Some Like It Hot Review (Classic Write-Up)

Starting with the opening sequence of Some Like It Hot, the film has a palpable sense of assuredness, with no dialogue being used in a car chase scene that utilizes escalation excellently in order to establish the movies primary antagonists and their menacing nature. That assuredness continues throughout the rest of the film, whether it's tackling the backstories of it's characters or the way the film embraces it farcical sensibilities.

I actually was unaware the film would have such a strong presence of farce, namely in the climax of the feature, but it fits well within the plot, which deals with two musicians, Joe (Tony Curtis) and Jerry (Jack Lemmon) who dress up as women so they can join all-female music troop in order to evade mobsters that want the duo dead.
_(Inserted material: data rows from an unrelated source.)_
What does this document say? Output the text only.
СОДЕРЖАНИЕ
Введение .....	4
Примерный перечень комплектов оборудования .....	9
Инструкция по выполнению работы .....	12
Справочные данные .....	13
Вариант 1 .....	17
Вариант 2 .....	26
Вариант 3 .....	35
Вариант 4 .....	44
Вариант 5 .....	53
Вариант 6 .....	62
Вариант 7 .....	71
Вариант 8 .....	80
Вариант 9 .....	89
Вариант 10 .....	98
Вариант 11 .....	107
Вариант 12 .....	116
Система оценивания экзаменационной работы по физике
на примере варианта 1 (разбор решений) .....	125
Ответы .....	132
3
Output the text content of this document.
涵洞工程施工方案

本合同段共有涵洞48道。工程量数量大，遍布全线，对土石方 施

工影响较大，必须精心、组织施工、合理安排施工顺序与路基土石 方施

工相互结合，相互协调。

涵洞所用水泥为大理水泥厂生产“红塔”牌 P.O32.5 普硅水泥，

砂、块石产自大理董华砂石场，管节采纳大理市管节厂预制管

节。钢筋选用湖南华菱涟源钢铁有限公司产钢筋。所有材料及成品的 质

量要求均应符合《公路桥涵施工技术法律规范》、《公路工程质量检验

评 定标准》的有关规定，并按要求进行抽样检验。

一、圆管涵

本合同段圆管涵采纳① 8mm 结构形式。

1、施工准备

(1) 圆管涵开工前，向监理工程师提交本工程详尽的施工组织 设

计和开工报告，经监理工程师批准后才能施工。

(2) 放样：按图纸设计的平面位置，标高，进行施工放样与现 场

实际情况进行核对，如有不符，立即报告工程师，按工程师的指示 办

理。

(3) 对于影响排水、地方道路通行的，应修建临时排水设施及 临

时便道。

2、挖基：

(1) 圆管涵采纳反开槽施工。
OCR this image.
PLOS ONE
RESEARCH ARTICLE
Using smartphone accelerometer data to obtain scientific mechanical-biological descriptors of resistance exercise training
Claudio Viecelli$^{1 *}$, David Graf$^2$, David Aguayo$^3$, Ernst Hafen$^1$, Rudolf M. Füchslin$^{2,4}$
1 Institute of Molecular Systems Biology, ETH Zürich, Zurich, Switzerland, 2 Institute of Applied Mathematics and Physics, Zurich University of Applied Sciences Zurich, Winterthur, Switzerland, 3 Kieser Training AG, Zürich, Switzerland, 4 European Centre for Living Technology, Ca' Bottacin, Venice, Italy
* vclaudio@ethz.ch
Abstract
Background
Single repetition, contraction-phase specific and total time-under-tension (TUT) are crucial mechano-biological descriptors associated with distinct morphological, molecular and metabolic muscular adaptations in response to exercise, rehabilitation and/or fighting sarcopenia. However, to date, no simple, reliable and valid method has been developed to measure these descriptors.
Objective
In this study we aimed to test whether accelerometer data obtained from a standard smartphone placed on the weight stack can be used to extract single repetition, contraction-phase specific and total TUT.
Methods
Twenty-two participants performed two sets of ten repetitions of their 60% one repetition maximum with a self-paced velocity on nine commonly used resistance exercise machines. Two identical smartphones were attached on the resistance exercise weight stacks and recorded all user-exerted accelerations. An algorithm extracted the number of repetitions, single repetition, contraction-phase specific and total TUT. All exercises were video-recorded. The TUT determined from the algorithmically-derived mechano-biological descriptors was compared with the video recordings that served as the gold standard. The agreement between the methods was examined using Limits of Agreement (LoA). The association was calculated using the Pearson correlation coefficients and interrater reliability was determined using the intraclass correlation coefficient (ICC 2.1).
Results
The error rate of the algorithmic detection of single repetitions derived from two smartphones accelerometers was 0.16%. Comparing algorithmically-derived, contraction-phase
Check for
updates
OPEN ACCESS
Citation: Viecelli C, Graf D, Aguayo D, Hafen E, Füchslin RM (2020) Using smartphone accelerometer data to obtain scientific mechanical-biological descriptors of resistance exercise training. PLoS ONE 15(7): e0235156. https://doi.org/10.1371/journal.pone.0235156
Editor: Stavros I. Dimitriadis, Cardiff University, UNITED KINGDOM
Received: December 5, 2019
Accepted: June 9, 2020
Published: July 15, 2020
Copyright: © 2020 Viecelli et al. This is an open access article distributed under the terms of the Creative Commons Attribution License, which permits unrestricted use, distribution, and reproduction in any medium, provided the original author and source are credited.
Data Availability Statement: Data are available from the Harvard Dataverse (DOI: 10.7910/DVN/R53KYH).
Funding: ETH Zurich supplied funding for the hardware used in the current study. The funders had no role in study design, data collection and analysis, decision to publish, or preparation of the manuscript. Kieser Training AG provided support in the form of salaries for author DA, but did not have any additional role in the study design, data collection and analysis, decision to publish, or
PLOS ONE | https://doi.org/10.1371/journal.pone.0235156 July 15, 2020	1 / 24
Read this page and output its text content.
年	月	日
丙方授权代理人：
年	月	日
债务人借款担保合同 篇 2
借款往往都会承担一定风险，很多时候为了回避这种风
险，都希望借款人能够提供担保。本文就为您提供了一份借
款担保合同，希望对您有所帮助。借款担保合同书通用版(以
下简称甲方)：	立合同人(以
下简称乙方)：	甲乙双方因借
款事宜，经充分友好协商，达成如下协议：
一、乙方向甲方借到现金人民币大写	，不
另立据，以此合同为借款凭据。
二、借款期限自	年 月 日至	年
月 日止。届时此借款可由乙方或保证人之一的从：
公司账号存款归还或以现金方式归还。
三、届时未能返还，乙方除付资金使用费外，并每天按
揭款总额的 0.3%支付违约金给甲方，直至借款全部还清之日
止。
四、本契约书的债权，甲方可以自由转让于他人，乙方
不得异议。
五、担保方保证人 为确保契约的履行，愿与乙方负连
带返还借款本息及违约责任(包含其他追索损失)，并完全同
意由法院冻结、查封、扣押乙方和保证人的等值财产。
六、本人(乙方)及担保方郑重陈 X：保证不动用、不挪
Although Google's characterization of farce notes that such works usually deal "crude characterization", I actually liked how the film treated it's most important players in terms of depth.

The movie knows just when to add complexity to it;s characters, while also realizing when restraint is the best approach. The latter tactic is seen in how there's no sob story given for how Joe and Jerry became close pals, which works totally fine; their rapport is so dynamic and engaging, it alone makes it easy to believe the two could be best chums. However, there's actually quite a bit of nuance to Sugar, a singer in the all-female music troop who both Jerry and, most notably, Joe fall for.

This specific personality is played by the legendary Marilyn Monroe, who manages to sell a tragic backstory (she hasn't had a good track record with relationships and her father doesn't approve of her music career) while acing the delivery of several comedic lines. Actually, speaking of lines, I found the dialogue of this motion picture to be surprisingly entertaining, with even the most mundane conversations being spiced with clever word choices and subtle, yet impactful, details.

Truth be told, there's countless of elements of Some Like It Hot (specifically, these are elements that are subdued yet manage to leave an impression on the viewer) that follow a similar model that managed to help make it such an enjoyable experience. The world that the film depicts is one that thrives on lovable lunacy, and I found it to be an irresistible charmer depicting some of the most well known actors ever known to cinema paired with a story that never runs short on wit and delight.